Lee Chang-dong adapts Haruki Murakami in Burning (2018), a Korean neo-noir (five neo-noirs in a row? We get it! Watch other things) about a Jong-su (Yoo Ah-in), a shy guy who winds up in a strange love triangle with an old childhood friend (Jeon Jong-seo) and mysterious guy name Ben (Steven Yeun). Burning is a slowburn, but it does burn. I won’t be giving more away, but it is a brilliant movie.

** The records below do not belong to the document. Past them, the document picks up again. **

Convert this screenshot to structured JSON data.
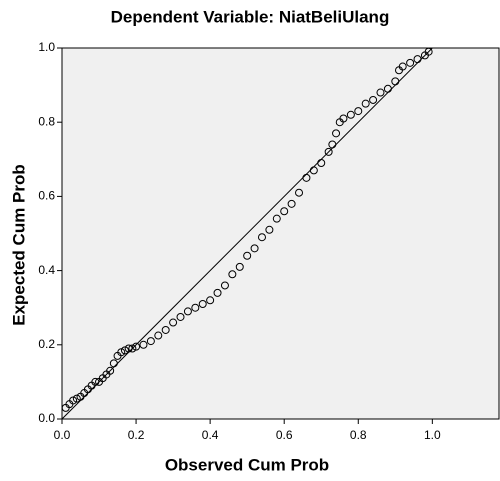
{
  "chart_data": {
    "type": "scatter",
    "title": "Dependent Variable: NiatBeliUlang",
    "xlabel": "Observed Cum Prob",
    "ylabel": "Expected Cum Prob",
    "xlim": [
      0,
      1.18
    ],
    "ylim": [
      0,
      1
    ],
    "xticks": [
      {
        "value": 0,
        "label": "0.0"
      },
      0.2,
      0.4,
      0.6,
      0.8,
      {
        "value": 1,
        "label": "1.0"
      }
    ],
    "yticks": [
      {
        "value": 0,
        "label": "0.0"
      },
      0.2,
      0.4,
      0.6,
      0.8,
      {
        "value": 1,
        "label": "1.0"
      }
    ],
    "grid": false,
    "color": "#000000",
    "background": "#f0f0f0",
    "reference_line": {
      "x": [
        0,
        1
      ],
      "y": [
        0,
        1
      ]
    },
    "x": [
      0.01,
      0.02,
      0.03,
      0.04,
      0.05,
      0.06,
      0.07,
      0.08,
      0.09,
      0.1,
      0.11,
      0.12,
      0.13,
      0.14,
      0.15,
      0.16,
      0.17,
      0.18,
      0.19,
      0.2,
      0.22,
      0.24,
      0.26,
      0.28,
      0.3,
      0.32,
      0.34,
      0.36,
      0.38,
      0.4,
      0.42,
      0.44,
      0.46,
      0.48,
      0.5,
      0.52,
      0.54,
      0.56,
      0.58,
      0.6,
      0.62,
      0.64,
      0.66,
      0.68,
      0.7,
      0.72,
      0.73,
      0.74,
      0.75,
      0.76,
      0.78,
      0.8,
      0.82,
      0.84,
      0.86,
      0.88,
      0.9,
      0.91,
      0.92,
      0.94,
      0.96,
      0.98,
      0.99
    ],
    "values": [
      0.03,
      0.04,
      0.05,
      0.055,
      0.06,
      0.07,
      0.08,
      0.09,
      0.1,
      0.1,
      0.11,
      0.12,
      0.13,
      0.15,
      0.17,
      0.18,
      0.185,
      0.19,
      0.19,
      0.195,
      0.2,
      0.21,
      0.225,
      0.24,
      0.26,
      0.275,
      0.29,
      0.3,
      0.31,
      0.32,
      0.34,
      0.36,
      0.39,
      0.41,
      0.44,
      0.46,
      0.49,
      0.51,
      0.54,
      0.56,
      0.58,
      0.61,
      0.65,
      0.67,
      0.69,
      0.72,
      0.74,
      0.77,
      0.8,
      0.81,
      0.82,
      0.83,
      0.85,
      0.86,
      0.88,
      0.89,
      0.91,
      0.94,
      0.95,
      0.96,
      0.97,
      0.98,
      0.99
    ]
  }
}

Now this is why we watch movies. Switchblade Sisters (1975), aka The Jezebels, Playgirl Gang, Maggie’s Stiletto Sisters, and The Warriors II: Las Navajeras, directed by Jack Hill, was everything I wanted it to be and more. It’s kind of an exploitation flick about gang and bad girls behaving badly, but the performances (Robbie Lee, Joanne Nail, Monica Gail, Don Stark, Marlene Clark, Asher Brauner, Kate Murtagh) are all delivering and the plot is solid. It may be a bit of a ham sandwich, but it’s held together with nails. The whole time while watching it, I kept thinking that the script seemed almost too good for how amateurish the production seemed the be. What could account for such a tightly plotted exploitation movie about bad girls? Turns out, it was ripped from Shakespeare’s Othello. Kind of like how 1979’s The Warriors was based on the Xenophon’s ancient Greek play Anabasis. It just goes to show, if you want to tell a timeless story, look to the past. Like a lot of things, it won’t be for everybody, but if the nasty politics of a violent girl gang intrigue you, check this one out.